Breaking News

Covid Membuat Tidak Ada Bangsa Merasa Besar


Komando Bhayangkara -  Pandemi Covid - 19 yang melanda hampir seluruh negara di dunia, membuat tidak ada bangsa yang merasa besar. Sebab, mereka sudah merasakan dampak buruk yang hebat di berbagai sendi kehidupan. 

"Rasulullah pernah mengatakan, bahwa wabah adakalanya menjadi rahmad. Maka kita harus bersyukur juga dengan adanya pandemi covid, karena membuat tidak ada bangsa yang merasa besar. Yang ada, siapa yang bisa menakhlukkan covid, dialah sebagai pemenang," tuturnya dalam kegiatan Silaturrahim Kebhinnekaan bersama Anggota Dewan Pertimbangan Presiden Habin Luthfi bin Yahya di Pendapa Dipayudha Banjarnegara, Kamis (17/09/2020).

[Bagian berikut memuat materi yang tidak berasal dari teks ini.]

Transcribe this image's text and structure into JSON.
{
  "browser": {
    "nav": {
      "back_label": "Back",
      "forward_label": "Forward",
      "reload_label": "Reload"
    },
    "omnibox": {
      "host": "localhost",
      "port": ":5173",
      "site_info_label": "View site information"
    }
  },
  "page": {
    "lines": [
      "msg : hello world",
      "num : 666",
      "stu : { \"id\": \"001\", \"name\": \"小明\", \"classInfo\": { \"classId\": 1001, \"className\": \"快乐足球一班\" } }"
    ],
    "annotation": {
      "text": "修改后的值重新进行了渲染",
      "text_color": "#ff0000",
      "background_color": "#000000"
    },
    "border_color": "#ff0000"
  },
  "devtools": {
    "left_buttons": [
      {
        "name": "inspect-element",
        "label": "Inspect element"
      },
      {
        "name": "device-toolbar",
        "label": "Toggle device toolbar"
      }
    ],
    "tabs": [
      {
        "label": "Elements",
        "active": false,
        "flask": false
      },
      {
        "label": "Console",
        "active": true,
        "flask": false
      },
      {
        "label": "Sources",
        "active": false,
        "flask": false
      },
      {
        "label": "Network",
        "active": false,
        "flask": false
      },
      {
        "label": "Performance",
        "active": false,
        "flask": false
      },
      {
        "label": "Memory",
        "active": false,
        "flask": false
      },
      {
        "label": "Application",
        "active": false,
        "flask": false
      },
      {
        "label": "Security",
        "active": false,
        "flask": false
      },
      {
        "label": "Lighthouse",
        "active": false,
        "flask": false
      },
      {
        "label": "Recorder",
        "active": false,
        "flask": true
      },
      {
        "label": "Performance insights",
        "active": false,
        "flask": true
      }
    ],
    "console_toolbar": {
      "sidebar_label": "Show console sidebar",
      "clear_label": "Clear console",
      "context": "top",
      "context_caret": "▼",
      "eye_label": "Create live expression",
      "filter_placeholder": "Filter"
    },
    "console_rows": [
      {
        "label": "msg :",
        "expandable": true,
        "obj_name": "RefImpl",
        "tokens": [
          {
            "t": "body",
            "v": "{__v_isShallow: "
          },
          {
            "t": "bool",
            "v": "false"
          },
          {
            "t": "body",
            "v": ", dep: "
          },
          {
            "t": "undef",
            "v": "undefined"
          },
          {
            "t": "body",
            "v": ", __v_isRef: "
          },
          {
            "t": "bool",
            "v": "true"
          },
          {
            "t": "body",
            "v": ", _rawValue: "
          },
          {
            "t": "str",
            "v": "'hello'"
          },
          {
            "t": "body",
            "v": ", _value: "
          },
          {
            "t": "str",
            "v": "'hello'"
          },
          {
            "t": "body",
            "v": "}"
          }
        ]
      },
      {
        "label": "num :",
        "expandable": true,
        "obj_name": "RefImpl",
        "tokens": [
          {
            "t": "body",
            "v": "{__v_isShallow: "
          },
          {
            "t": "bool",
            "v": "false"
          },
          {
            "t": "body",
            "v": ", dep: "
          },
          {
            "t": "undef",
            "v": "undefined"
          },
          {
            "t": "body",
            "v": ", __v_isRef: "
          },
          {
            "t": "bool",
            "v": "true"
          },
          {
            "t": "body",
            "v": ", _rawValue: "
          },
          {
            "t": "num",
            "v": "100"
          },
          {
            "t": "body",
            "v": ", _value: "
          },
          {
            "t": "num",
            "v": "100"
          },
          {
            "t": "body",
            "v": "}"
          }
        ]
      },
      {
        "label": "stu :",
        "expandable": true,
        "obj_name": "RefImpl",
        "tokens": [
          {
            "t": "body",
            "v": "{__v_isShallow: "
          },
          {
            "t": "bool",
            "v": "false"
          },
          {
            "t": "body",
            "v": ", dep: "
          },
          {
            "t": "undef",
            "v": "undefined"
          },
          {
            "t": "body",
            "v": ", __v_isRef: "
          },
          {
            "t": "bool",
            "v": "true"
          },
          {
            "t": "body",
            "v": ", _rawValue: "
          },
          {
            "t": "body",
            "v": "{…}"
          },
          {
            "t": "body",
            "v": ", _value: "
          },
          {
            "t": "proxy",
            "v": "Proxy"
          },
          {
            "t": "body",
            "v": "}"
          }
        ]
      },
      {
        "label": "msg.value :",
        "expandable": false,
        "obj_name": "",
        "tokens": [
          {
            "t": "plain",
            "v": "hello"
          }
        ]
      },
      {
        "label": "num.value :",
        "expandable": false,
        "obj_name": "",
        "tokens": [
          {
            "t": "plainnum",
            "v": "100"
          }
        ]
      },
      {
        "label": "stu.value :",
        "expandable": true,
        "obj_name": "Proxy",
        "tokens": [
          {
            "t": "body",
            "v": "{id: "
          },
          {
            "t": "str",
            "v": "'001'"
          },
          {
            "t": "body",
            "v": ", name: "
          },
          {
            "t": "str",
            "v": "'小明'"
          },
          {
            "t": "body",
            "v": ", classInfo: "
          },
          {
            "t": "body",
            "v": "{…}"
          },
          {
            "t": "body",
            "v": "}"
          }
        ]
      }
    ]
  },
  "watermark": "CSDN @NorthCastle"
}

Berdasarkan hal tersebut, pihaknya meminta agar seluruh elemen masyarakat bangkit mengatasi covid 19. Menjalankan protokol kesehatan, mutlak dilakukan, dan diiringi dengan mawas diri sebagai garda terdepan.  Kedua faktor itu yang akan menjadi dasar terbukanya roda perekonomian.

Perbedaan yang kerapkali muncul, imbuh Wagub, adalah hal biasa karena itu sudah sunatulllah. Perbedaan tidak boleh sampai menimbulkan perselisihan atau bahkan melukai pihak lain. 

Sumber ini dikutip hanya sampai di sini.